La porte s'ouvrit lentement et une brise fraîche entra.

La première chose qui franchit le seuil est un pied chaussé de bottes noires, mais en levant les yeux, il n'y a absolument rien !

"ah--"

Feng Fei poussa un cri de surprise et recula à plusieurs reprises.

À ce moment précis, deux mains chaudes l'enlacèrent : « Feng Fei, Feng Fei… réveille-toi… »

Feng Fei ressentit soudain une secousse, et lorsqu'elle rouvrit les yeux, elle réalisa qu'elle avait été tenue dans les bras de Yuan Jue sans s'en apercevoir.

Comme si elle avait trouvé un sauveur, Feng Fei se jeta dans les bras de Yuan Jue et se mit à sangloter.

Yuan Jue tapota le dos de Feng Fei et le réconforta à voix basse.

Après un long moment, Fengfei finit par se rendormir.

Lorsque Feng Fei se réveilla, elle trouva Yuan Jue assis au bord du lit, la regardant avec douceur. «

Tu es réveillée

?

» demanda-t-il, puis il l’aida doucement à se redresser. «

Veux-tu de l’eau

?

»

Feng Fei hocha lentement la tête, et Ming Feng, qui était allongée sur la table, se leva dès que Feng Fei se réveilla.

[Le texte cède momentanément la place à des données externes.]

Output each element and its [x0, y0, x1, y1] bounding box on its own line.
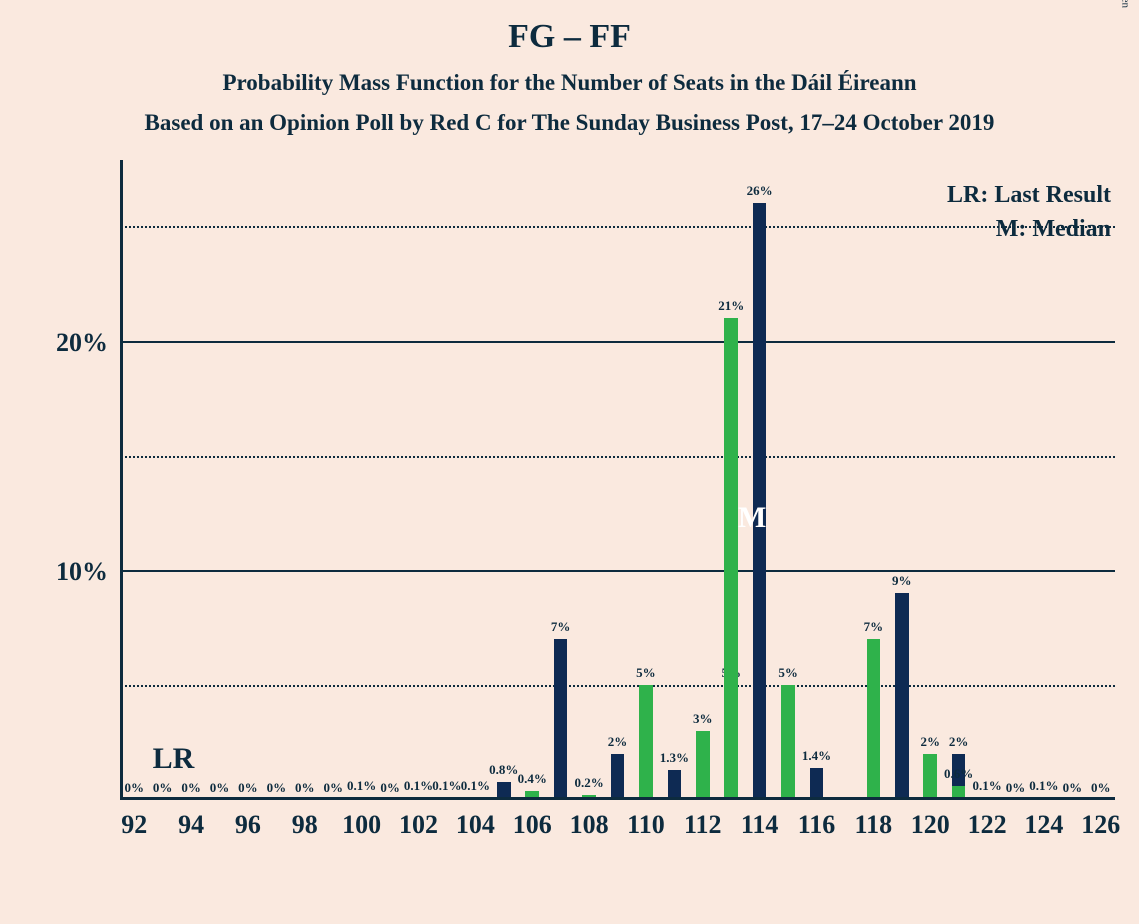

Voyant que Feng Fei avait soif, elle lui versa aussitôt de l'eau et s'approcha.

Feng Fei tenait la tasse de thé mais ne but pas immédiatement. Au lieu de cela, il regarda Yuan Jue d'un air hésitant, comme s'il voulait dire quelque chose mais n'y parvenait pas.

Yuan Jue a ri et a dit : « Je sais ce que vous voulez demander, mais buvez d'abord un peu d'eau et calmez-vous. »

En entendant cela, Feng Fei porta la tasse à ses lèvres et but le thé d'un trait.

Yuan Jue prit la coupe des mains de Feng Fei et la tendit à Ming Feng, en glissant un coin de la coupe dans le pantalon de Feng Fei avant d'expliquer : « Ton rêve précédent était réel. Car tu étais sous l'influence du sortilège de guidance du fantôme lorsque tu es entré pour la première fois en ville. »

Yuan Jue expliqua lentement les tenants et les aboutissants du fantôme qui les guidait, et après avoir dit à Feng Fei qu'il l'avait aidée à briser le sort, il demanda : « Qu'as-tu vu ? »

Feng Fei baissa les yeux sur sa poitrine, se remémorant son rêve, et son visage pâlit. « Dans le rêve, je me suis transformé en un homme nommé Xuan Lang, et j'avais une belle épouse. Mais Su Cheng a pris ma femme en affection… » Feng Fei raconta lentement à Yuan Jue tout ce qu'elle avait vu dans son rêve, et lorsqu'elle arriva au passage concernant ce que Su Cheng avait fait à Xuan Lang et à sa femme, Feng Fei perçut une lueur de cruauté dans les yeux de Yuan Jue.